Don’t Trust Your Google Analytics Numbers
I’ve always considered my data to be fairly safe with Google, but it seems as though Google has lost some Analytics data last week. If you’ve logged on to Analytics yesterday you might have noticed a little message from Google:

Looking at one of our client’s transaction data, we noticed that the dates with low transactions coincide with the dates mentioned in the notice.

Most accounts were affected by the processing error, though Google promises that the correct data will be restored by today. Data from Adwords is still accurate, but some of the data from our direct and organic transactions which were tracked by Analytics may be lost, according to Google.
“E-commerce transactions were affected more heavily than other metrics, and a small percentage of e-commerce data from those dates may not be recoverable.”
For those of you without e-commerce tracking, Google says a small percentage of data may still be lost. A small percentage isn’t much to you or me, but if we’re talking about Google scale data – a small percentage is a lot.
As a side note, this isn’t the first time I’ve noticed screwy numbers with Analytics. I’ve been wondering if Google’s math is off in their calculations of Total Absolute Unique Visitors:

If you pull out a calculator and add the individual numbers up, you’ll see that the individual numbers add up to 27,938. I still haven’t been able to figure out where Google gets 26,703 from.

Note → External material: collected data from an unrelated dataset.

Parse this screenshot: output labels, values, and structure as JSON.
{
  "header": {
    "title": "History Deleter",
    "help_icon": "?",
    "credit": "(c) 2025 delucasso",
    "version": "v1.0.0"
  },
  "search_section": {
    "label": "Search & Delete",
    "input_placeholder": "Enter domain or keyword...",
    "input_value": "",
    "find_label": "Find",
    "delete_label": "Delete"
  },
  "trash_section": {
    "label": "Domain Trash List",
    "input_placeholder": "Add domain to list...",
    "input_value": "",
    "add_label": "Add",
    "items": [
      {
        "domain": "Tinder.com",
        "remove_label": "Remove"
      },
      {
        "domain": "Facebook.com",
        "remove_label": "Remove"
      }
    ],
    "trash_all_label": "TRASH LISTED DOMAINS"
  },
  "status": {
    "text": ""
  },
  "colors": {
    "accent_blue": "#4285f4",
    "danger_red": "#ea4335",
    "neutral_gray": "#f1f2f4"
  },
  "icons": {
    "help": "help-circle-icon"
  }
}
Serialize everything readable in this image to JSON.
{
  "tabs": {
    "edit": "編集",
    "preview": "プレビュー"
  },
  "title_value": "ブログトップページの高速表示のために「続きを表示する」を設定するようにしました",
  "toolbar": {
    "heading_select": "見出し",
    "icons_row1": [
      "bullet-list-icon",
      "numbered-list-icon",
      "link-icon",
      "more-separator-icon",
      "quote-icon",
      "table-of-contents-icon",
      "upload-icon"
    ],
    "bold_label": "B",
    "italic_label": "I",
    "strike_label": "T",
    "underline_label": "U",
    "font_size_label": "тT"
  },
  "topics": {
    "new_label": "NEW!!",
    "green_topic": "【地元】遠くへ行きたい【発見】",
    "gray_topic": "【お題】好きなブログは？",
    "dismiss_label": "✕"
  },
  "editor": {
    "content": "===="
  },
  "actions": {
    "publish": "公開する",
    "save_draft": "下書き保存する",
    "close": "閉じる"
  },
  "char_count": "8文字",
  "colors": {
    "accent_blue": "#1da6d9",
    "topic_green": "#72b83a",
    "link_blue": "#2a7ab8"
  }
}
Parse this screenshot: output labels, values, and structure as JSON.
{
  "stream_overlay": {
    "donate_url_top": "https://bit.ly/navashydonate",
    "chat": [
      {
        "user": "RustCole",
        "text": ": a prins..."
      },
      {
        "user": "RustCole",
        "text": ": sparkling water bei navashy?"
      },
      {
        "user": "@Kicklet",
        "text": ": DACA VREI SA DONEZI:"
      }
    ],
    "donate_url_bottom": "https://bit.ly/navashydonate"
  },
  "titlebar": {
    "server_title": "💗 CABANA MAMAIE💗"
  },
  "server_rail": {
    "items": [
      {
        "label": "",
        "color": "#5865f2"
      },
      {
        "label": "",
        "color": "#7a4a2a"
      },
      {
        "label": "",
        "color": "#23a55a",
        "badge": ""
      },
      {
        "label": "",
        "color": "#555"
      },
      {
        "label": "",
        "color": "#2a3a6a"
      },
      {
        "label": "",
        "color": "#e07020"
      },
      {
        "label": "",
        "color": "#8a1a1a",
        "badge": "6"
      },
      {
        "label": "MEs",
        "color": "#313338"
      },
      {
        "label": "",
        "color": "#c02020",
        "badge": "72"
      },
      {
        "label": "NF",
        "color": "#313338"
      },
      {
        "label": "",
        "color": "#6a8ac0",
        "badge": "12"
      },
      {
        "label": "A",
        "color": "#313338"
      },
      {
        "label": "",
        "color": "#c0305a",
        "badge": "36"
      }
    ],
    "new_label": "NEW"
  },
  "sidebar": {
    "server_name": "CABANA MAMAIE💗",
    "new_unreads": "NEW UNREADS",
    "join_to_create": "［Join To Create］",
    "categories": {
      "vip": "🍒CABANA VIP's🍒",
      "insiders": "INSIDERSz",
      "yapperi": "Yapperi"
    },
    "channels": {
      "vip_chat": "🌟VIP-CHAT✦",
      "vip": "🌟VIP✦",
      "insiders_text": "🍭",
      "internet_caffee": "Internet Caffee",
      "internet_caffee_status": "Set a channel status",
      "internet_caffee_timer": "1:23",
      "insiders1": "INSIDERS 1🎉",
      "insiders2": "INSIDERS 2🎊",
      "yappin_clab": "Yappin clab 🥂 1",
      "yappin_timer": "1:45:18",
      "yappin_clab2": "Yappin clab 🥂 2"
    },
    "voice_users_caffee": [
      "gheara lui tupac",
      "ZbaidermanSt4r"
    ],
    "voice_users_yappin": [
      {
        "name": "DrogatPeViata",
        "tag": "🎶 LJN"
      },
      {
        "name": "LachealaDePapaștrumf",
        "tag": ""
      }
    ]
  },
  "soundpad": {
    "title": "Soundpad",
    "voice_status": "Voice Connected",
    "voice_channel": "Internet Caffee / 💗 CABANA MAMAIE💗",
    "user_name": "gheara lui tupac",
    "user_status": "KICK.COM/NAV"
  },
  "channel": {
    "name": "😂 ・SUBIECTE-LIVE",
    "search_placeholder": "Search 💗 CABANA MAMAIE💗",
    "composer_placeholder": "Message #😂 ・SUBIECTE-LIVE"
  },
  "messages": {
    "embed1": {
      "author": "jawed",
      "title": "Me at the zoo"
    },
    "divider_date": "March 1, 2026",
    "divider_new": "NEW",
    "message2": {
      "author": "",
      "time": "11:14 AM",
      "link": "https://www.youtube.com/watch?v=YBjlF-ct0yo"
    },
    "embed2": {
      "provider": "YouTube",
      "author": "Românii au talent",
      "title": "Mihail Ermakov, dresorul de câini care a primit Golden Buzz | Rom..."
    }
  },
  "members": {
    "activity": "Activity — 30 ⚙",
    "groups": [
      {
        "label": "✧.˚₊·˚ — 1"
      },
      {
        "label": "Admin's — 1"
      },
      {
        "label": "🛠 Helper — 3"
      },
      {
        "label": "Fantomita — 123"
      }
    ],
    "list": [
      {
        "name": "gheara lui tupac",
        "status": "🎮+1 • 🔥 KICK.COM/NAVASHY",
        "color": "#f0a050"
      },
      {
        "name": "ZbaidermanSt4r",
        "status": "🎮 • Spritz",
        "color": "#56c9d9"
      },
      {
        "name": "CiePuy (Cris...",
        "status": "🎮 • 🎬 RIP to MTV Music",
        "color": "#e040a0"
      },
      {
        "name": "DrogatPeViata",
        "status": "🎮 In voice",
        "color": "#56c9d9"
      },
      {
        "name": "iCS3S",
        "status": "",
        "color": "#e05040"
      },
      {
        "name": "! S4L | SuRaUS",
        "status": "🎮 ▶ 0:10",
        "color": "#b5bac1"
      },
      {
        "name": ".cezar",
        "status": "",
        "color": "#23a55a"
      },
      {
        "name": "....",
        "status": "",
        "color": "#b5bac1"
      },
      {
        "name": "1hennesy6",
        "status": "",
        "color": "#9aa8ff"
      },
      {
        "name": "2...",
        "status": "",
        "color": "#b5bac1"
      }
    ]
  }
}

I’ve seen this in every account I’ve come across. If someone knows why this is happening, please enlighten me.










May 19th, 2008 at 7:20 am
I don’t know why it’s happening, but figured I’d let you know you’re not the only one seeing it. I actually track site performance with a few different analytic-type sites and run a separate spreadsheet to compare results. Sometimes the variance between reports is staggering.